Author: James Conaway
Publisher: St. Martin's Press, Thomas Dune Books
Type of book: 2000s, wine, Napa Valley, California, mystery, "romance" old school vs new school
Year it was published: 2013
Bonfire of the Vanities meets Sideways—a saga of secrets, family, and a mystery bottle of wine that could change everything foreverIn a gorgeous wine valley in northern California, the economic downturn has put a number of dreams on hold. But above it all is esteemed critic Clyde Craven-Jones, a man whose ego nearly surpasses his substantial girth. As the novel opens he blind taste-tastes a sampling of Cabernets and to his confounded delight discovers one worthy of his highest score (a 20, on the Craven-Jones-on-wine scale), an accolade he's never before awarded.
But the bottle has no origin—and that's a problem for a renowned critic. An investigation into the mystery Cabernet commences, lead by the critic's wife, Claire, and a couple of underdogs—one a determined throw-back to ancient viticulture, the other a wine-stained, Pygmalion-esque scribbler—who by wit and luck rise on incoming tides of money, notoriety and, yes, love.
The stage is set for this true theatre of the varietals—where the reader joins the local vinous glitterati and subterranean enthusiasts hanging out in a seedy bar called the Glass Act.
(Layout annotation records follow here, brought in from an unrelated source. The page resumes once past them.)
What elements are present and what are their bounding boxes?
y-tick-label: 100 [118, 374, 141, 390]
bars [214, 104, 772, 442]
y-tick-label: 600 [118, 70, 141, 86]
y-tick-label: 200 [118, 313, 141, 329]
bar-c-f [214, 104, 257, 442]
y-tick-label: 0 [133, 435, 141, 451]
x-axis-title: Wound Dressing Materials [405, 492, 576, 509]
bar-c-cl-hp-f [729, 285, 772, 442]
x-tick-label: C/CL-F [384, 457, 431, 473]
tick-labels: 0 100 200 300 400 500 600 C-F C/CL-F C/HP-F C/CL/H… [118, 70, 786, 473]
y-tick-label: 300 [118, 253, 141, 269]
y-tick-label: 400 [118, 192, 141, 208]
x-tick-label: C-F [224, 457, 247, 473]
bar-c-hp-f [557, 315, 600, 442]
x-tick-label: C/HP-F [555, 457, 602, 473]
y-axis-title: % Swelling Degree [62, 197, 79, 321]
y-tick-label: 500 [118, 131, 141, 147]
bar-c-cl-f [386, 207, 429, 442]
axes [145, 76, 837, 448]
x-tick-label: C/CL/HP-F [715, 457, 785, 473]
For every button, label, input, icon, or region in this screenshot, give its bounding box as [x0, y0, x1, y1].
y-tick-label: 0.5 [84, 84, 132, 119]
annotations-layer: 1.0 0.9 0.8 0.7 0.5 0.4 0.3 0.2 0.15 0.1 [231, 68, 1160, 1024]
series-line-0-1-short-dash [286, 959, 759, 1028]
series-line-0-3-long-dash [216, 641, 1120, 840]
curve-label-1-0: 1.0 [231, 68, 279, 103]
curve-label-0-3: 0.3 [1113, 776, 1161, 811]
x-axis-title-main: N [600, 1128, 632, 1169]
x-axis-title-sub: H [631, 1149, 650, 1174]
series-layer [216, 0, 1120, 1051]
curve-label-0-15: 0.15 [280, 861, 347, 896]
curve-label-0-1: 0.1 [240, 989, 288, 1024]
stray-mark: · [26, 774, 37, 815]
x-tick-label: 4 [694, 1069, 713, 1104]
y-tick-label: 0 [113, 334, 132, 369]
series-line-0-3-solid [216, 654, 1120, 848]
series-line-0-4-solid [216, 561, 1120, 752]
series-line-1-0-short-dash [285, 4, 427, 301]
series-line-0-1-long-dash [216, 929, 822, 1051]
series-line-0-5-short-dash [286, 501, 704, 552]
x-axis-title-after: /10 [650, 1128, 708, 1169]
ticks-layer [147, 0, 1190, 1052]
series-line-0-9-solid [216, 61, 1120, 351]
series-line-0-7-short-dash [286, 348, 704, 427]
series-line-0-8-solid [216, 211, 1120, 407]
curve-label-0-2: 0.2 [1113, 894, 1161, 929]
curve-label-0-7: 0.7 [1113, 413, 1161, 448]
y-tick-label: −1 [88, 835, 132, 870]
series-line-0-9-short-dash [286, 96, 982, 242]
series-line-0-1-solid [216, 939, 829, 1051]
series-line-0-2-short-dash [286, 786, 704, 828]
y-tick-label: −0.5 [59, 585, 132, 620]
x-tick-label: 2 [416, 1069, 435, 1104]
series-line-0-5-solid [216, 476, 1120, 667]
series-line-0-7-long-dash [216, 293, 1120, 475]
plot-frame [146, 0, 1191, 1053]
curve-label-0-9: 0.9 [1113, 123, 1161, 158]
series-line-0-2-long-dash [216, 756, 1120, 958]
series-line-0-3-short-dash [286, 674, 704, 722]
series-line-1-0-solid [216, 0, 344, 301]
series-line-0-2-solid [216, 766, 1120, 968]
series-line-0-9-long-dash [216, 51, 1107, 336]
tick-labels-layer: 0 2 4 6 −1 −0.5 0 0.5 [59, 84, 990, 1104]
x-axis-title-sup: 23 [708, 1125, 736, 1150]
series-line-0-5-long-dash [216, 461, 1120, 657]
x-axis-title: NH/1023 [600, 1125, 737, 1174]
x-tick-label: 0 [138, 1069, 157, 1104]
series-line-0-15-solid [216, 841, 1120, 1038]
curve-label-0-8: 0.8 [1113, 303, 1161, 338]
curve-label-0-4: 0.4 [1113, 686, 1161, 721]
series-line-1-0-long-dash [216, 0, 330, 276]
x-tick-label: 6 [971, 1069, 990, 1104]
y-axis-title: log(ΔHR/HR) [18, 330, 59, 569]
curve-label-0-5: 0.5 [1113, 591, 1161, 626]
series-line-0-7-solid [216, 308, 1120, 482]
Soon Clyde Craven-Jones finds himself in a compromised position in a fermentation tank, a prominent family finds its internal squabble a public scandal, and a lowly vintner seeks redemption for a decades-old wrongdoing. This is a witty, delectable, and fast-paced novel that, like a good Cabernet, only grows more enjoyable once opened.
The characters didn't really feel like human beings, although he tried to make them human beings. Nothing really pulled me towards them and nothing kept me wondering about their interests. The wine and business and so forth was pretty confusing for me.
I have no idea. Probably modernism versus old school things?
Third person narrative from CJ's, Les's, and Sarah's points of views. I have to admit that the romance was poor and I was surprised that certain characters felt certain things for others. The "romance" didn't really feel like romance, and there is not enough historical background for me to connect with this story.
Not available. Did write other books such as Napa: The Story of an American Eden; The Far Side of Eden: New Money, Old Land, and the Battle for Napa Valley; Vanishing America: In Pursuit of Our Elusive Landscapes and so forth.
I wanted to like it, and to learn more about wine, but the book didn't do anything for me. The writing was confusing for me, as well as the characters. The book seems to be disjointed, the characters are confusing and boring, as well as the story itself. There was not a single one I liked or could relate to. While looking at the life in Napa Valley and among the premier vitners is interesting, it wasn't a five star interesting. I think I'm at an age where I can't really appreciate this type of writing yet.
Quick notes: I won this book on goodreads.com thus this review will appear in its entirety on goodreads as well as the blog
1 out of 5
(0: Stay away unless a masochist 1: Good for insomnia 2: Horrible but readable; 3: Readable and quickly forgettable, 4: Good, enjoyable 5: Buy it, keep it and never let it go.)